General Data Protection Regultion (GDPR) / California Consumer Privacy Act (CCPA)
After the European Union introduced the stringent GDPR privacy law in 2018, the State of California followed suit with its own privacy regulations. GDPR requires companies to design their business processes and information systems with user privacy in mind, demanding that companies only collect data specifically required and consented to by users. Violations can be heavily penalized: the most egregious “…could result in a fine of up to €20 million, or 4% of the firm’s worldwide annual revenue from the preceding financial year, whichever amount is higher.” CCPA lacks the GDPR’s requirement to report breaches within only 72 hours, but has a wider view of what constitutes ‘personal data.’ Like HIPAA, CCPA gives customers the right to view their own data. Fortunately for smaller firms, CCPA is only mandatory for companies with over $25 million in annual revenue.
Just as CMMC is primarily focused on protecting Federal Contract Information (FCI) and CUI, these two privacy regulations are concerned virtually exclusively with user’s personal data.

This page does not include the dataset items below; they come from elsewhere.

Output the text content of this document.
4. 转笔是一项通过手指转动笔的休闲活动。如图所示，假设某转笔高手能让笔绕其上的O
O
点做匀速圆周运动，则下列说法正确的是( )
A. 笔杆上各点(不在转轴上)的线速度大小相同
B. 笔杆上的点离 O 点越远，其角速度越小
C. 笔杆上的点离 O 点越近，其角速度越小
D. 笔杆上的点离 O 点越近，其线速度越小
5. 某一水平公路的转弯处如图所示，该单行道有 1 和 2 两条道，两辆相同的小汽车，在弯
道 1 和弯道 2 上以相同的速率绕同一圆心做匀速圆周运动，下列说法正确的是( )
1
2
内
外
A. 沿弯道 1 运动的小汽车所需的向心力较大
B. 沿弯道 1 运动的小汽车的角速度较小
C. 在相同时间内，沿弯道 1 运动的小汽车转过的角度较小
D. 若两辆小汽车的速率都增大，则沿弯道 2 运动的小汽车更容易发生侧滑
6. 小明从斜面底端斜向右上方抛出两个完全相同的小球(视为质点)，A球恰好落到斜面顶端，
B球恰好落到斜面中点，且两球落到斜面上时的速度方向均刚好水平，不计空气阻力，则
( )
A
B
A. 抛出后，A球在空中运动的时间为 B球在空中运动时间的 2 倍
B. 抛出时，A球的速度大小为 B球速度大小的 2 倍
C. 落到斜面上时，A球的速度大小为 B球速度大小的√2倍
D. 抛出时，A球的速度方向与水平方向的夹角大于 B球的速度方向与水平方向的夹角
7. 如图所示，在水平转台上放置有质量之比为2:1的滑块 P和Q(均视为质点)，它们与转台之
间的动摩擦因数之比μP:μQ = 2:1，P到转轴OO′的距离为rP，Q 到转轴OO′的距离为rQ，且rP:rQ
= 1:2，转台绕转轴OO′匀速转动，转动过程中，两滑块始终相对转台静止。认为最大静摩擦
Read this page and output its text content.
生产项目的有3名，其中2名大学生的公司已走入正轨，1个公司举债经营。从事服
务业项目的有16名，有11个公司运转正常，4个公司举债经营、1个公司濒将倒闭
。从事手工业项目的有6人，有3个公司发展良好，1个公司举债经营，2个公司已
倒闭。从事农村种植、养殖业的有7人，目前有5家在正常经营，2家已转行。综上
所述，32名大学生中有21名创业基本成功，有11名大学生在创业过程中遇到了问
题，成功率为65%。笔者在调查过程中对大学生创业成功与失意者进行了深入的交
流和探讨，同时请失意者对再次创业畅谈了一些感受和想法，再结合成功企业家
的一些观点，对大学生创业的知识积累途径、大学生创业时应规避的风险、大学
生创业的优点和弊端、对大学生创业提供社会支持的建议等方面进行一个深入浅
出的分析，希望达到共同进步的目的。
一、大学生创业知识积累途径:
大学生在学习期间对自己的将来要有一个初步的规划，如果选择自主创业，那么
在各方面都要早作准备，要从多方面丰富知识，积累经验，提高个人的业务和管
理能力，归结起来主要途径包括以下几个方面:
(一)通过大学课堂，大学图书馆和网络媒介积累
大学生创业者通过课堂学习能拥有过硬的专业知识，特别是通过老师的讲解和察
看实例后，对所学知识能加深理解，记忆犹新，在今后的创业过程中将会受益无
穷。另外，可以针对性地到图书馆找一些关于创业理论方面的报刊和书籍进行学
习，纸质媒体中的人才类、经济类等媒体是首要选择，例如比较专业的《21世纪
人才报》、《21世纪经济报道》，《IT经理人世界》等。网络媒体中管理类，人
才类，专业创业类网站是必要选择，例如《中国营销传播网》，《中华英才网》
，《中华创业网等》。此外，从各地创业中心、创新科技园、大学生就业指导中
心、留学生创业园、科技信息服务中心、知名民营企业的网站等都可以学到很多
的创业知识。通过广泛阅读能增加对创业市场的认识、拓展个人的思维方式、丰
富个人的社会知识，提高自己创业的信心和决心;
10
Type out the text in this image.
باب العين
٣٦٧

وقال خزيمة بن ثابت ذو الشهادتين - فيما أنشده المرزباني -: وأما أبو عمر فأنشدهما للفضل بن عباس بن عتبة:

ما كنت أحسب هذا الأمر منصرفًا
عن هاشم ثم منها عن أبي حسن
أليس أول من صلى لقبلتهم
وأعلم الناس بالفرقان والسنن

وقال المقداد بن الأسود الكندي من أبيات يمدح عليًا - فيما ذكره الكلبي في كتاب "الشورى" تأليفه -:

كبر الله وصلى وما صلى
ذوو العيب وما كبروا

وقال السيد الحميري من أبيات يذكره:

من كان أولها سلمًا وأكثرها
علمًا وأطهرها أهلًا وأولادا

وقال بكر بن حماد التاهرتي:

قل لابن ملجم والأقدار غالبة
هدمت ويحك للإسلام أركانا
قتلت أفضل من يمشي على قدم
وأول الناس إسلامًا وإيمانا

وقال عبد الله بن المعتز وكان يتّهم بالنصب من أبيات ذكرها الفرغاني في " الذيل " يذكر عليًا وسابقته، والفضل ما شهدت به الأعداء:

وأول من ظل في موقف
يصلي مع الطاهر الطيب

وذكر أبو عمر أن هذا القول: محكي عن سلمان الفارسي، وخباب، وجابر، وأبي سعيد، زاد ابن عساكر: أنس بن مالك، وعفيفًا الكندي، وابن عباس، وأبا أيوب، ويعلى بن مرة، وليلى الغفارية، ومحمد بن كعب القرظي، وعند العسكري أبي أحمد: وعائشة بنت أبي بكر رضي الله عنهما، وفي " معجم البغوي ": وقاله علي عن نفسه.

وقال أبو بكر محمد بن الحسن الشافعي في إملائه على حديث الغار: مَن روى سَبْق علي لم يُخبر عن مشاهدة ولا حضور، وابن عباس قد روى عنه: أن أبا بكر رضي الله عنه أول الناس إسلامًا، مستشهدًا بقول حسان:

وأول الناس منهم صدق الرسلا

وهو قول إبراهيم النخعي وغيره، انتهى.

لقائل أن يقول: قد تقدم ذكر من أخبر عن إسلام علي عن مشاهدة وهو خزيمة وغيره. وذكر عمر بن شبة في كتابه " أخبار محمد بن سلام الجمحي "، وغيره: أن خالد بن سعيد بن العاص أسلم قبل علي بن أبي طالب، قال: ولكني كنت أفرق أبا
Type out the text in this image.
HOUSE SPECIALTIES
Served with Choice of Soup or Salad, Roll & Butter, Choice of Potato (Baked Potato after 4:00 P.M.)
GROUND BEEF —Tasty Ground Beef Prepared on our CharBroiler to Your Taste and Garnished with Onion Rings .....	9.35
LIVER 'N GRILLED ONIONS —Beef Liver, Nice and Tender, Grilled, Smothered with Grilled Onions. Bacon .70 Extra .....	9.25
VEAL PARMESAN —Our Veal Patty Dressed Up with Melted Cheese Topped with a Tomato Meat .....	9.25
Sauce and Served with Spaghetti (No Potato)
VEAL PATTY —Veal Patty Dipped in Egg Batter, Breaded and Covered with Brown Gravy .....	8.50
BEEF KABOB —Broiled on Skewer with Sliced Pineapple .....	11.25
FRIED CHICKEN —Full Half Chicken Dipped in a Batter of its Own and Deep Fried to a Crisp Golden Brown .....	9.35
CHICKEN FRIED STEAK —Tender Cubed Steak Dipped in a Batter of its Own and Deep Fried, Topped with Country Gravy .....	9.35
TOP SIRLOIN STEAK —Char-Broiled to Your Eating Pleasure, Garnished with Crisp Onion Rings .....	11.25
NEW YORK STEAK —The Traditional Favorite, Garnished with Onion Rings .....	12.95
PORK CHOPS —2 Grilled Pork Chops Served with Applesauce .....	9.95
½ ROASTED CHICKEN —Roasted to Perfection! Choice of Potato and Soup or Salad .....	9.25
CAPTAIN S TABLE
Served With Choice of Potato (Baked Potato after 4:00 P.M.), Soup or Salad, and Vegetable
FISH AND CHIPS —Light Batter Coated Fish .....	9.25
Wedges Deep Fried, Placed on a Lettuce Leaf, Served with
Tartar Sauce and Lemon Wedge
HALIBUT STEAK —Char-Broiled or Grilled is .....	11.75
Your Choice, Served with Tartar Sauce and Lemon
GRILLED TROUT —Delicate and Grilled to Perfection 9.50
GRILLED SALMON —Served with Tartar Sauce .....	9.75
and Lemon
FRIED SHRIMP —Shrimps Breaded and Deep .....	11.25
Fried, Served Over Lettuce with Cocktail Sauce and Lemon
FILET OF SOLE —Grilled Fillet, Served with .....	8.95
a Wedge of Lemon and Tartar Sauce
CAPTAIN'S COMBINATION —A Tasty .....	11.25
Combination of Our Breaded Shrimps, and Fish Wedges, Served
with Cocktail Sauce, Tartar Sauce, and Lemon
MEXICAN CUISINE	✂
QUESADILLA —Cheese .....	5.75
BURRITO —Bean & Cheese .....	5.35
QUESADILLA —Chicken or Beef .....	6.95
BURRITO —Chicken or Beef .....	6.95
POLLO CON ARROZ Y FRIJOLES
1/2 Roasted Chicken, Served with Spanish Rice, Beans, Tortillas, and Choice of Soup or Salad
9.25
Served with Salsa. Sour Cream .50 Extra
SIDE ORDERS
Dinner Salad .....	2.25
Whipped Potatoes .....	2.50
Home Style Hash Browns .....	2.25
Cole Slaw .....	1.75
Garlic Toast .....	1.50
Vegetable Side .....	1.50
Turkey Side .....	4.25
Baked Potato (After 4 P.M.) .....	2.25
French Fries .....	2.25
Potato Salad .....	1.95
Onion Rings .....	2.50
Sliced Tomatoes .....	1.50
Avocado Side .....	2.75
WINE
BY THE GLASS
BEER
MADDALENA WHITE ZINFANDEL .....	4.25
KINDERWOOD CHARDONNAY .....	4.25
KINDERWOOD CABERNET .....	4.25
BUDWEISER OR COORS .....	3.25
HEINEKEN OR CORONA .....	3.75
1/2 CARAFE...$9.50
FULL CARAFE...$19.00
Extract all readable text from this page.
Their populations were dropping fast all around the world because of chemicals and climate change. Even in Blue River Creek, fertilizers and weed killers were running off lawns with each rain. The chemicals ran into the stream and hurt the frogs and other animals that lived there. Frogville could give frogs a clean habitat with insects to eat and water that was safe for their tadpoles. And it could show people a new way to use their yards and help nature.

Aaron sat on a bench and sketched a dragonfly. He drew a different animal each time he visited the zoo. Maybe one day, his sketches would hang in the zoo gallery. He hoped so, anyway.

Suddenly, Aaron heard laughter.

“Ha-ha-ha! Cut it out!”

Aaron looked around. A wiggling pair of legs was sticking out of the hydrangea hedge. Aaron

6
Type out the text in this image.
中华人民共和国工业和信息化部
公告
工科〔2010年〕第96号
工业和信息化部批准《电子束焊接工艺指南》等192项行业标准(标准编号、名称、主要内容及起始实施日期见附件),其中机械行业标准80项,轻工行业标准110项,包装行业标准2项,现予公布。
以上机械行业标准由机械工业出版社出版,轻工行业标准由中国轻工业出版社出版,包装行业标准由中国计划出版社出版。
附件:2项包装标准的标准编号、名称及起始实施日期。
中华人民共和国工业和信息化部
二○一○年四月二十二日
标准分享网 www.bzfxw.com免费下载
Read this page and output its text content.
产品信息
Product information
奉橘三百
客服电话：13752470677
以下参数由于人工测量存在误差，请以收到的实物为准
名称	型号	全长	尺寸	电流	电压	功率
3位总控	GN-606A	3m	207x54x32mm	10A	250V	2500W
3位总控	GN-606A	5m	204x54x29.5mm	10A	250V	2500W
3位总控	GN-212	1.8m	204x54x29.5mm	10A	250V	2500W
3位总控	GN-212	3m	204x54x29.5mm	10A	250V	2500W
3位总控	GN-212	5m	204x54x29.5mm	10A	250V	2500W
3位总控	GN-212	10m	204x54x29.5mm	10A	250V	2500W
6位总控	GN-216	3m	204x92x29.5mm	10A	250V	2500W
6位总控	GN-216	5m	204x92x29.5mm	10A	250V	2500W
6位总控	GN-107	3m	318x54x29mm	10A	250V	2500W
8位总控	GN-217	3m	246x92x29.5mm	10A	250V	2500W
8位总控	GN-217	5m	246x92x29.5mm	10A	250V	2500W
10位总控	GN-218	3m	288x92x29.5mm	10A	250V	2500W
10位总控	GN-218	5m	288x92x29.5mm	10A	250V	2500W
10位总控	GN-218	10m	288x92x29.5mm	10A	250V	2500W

Both require policies, procedures, and practices to be implemented in order to defend against threats to protected data.
These regulations, and GDPR in particular, are government legislation and are therefore more vague and flexible than the CMMC. Companies have more leeway in meeting the intent of the law, whereas the CMMC is comparatively rigid and specific.
Difficulty and Cost
One survey reports that 74% of companies spent over $100,000 on GDPR compliance, and 20% spent over $1M. CCPA only became mandatory in January 2020, but one report by the California Department of Finance estimated roughly similar figures: $100,000 for companies with 20-100 employees, $450,000 for those with 100-500 employees, and $2 million or more for large companies with over 500 employees.
If there is one silver lining, it’s that the same cybersecurity controls end up being duplicated in many of the above frameworks. After all, despite being designed for different industries and to protect different types of data, every cybersecurity framework builds upon the same fundamental security concepts. As you work towards compliance with CMMC, you will also be inching closer to compliance with a range of other cybersecurity frameworks.